From BBC - October 5, 2017

Like the short story that landed him a BBC literary award this week, Cynan Jones is just about as stripped back as it gets.

The Welsh author lives in a log cabin he built himself, has driven the same car for 14 years and writes, in longhand on an A4 pad, in his mother's garden shed.

Unsurprisingly, he expects the 15,000 he picked up with his BBC National Short Story Award for 2017 for his work, The Edge of the Shoal, to last him and his family "at least a year, maybe two".

Jones's wealth, he said, lies in the natural landscape that surrounds him in his home town of Aberaeron, Ceredigion.

"When I am in need of inspiration for my writing, I step out of mother's shed and walk 50 metres to the edge of a cliff where I can be immersed in this extraordinary Cardigan Bay landscape," says Jones.

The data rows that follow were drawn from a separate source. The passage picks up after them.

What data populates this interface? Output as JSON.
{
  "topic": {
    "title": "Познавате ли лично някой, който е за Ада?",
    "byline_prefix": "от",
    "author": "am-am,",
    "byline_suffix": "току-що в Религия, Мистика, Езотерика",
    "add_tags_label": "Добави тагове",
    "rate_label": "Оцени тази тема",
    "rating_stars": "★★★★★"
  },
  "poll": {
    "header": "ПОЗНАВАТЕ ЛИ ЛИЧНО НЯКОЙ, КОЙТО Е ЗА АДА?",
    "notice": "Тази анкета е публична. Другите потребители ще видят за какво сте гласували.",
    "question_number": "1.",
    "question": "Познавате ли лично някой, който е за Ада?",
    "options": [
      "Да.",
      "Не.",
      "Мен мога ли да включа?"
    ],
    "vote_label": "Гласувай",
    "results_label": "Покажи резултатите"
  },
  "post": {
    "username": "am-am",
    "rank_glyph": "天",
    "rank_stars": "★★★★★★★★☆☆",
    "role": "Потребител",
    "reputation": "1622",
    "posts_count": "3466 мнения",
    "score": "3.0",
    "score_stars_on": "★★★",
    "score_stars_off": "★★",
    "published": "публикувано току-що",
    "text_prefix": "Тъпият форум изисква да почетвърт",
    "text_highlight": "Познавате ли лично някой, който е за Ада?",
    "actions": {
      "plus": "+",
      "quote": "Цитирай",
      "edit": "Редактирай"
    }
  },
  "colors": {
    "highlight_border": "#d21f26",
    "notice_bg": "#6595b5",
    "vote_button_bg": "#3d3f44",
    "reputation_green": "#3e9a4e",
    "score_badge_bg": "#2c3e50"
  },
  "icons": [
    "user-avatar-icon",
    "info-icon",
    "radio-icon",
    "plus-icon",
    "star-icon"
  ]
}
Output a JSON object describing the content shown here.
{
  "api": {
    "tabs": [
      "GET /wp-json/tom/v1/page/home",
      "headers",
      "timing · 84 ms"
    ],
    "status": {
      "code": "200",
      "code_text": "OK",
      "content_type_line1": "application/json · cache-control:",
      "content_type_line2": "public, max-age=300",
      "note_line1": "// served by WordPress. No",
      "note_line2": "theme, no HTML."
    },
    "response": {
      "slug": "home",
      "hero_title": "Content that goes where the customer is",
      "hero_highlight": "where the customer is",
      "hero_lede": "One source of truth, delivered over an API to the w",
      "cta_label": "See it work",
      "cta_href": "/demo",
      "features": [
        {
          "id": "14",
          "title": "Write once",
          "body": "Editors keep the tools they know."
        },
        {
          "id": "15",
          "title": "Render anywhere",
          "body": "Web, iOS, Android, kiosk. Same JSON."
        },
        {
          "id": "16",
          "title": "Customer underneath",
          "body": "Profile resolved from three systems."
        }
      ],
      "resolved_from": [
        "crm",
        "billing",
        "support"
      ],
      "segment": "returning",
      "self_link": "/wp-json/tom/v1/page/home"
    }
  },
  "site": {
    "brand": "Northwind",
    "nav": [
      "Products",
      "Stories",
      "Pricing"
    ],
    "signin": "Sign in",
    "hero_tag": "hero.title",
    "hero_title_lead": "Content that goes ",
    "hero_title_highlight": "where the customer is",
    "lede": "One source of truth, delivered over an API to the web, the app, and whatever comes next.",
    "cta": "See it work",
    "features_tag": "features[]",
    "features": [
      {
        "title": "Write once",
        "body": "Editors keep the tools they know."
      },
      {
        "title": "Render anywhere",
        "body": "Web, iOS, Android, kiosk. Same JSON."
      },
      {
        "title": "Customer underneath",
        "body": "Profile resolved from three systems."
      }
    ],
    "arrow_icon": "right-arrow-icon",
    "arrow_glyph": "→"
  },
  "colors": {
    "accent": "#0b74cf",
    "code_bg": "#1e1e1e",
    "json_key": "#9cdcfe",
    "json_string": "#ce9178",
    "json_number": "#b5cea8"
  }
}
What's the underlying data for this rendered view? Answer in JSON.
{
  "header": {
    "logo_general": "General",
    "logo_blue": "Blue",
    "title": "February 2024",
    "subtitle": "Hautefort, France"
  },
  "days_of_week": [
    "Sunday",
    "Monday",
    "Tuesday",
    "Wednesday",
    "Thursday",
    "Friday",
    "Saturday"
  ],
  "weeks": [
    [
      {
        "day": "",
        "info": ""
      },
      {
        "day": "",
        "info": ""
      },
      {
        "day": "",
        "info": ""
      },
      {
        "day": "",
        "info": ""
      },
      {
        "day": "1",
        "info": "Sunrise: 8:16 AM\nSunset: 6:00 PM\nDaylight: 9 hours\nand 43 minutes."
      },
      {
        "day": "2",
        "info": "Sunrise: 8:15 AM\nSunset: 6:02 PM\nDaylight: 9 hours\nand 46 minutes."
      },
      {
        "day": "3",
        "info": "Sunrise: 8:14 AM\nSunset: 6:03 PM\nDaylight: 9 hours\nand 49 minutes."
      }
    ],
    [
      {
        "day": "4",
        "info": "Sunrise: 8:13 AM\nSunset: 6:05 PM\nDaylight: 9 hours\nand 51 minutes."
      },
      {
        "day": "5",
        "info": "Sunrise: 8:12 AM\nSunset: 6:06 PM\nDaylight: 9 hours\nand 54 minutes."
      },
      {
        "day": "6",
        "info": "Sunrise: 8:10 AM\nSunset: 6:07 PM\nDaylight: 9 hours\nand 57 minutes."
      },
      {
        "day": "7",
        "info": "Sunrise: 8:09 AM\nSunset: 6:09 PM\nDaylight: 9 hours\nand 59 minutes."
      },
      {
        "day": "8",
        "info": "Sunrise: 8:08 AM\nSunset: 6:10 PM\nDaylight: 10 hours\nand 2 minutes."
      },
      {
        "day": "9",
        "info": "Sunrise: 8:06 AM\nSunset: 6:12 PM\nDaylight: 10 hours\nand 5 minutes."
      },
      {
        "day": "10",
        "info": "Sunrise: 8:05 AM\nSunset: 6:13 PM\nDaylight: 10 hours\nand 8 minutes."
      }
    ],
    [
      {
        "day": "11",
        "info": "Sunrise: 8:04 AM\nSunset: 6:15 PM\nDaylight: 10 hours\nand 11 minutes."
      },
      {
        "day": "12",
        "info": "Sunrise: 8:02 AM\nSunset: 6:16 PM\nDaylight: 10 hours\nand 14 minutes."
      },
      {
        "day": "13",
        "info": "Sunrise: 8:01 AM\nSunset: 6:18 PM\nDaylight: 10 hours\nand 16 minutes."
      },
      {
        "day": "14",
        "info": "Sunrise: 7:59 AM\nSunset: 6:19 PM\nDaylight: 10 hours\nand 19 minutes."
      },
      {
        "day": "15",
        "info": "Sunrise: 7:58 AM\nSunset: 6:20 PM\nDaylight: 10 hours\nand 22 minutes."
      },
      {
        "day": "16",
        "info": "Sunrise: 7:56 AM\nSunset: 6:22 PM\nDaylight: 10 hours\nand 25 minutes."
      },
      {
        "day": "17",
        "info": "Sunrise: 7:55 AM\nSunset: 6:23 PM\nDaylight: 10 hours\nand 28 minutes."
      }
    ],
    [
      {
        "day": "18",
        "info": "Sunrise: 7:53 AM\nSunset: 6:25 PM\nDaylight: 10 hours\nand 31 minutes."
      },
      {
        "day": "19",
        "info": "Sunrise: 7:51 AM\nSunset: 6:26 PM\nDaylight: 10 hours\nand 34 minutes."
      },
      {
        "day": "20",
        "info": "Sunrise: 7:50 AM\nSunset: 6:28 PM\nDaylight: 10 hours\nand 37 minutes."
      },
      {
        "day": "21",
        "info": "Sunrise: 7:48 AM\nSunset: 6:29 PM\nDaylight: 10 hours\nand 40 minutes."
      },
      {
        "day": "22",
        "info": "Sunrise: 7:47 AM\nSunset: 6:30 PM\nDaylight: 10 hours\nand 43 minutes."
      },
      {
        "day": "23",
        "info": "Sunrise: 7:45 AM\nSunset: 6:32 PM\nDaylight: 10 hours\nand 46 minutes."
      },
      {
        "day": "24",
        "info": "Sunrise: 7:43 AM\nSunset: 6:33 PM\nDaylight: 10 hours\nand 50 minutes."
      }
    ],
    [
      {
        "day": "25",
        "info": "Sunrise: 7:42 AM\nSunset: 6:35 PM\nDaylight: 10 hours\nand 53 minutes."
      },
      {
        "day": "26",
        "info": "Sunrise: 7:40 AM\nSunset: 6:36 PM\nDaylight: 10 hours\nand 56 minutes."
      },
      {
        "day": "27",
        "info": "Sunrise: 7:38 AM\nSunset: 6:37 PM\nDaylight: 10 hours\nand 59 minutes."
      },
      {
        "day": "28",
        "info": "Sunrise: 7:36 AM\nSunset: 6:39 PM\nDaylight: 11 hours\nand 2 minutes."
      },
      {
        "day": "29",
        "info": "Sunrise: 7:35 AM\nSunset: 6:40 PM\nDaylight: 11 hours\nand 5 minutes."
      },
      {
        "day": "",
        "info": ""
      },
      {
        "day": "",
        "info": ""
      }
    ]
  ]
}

"All of my stories have grown out of this landscape," he said.

"The idea for The Edge of the Shoal came from sitting on the edge of that cliff and looking out to sea.

"I thought, what would happen if I cast a man out there in a boat? The story was built in my mind while I sat there."

The story began as a 30,000-word novel but was "shaved down and shaved down" to 11,500 words because, Jones says, "it did not work".

The abridged version was liked by US literary magazine The New Yorker but was still felt to be "too long". Could he halve it? the magazine asked.

"So I had four days to more or less halve a story I would not have wanted anyone to cut by a single word," he says.

"I considered a stiff drink while I contemplated the task, but you can never drink and write.

"So I worked frenetically for four days, stripping out anything that was decorative and the result was a story that has now punched its weight in this BBC competition.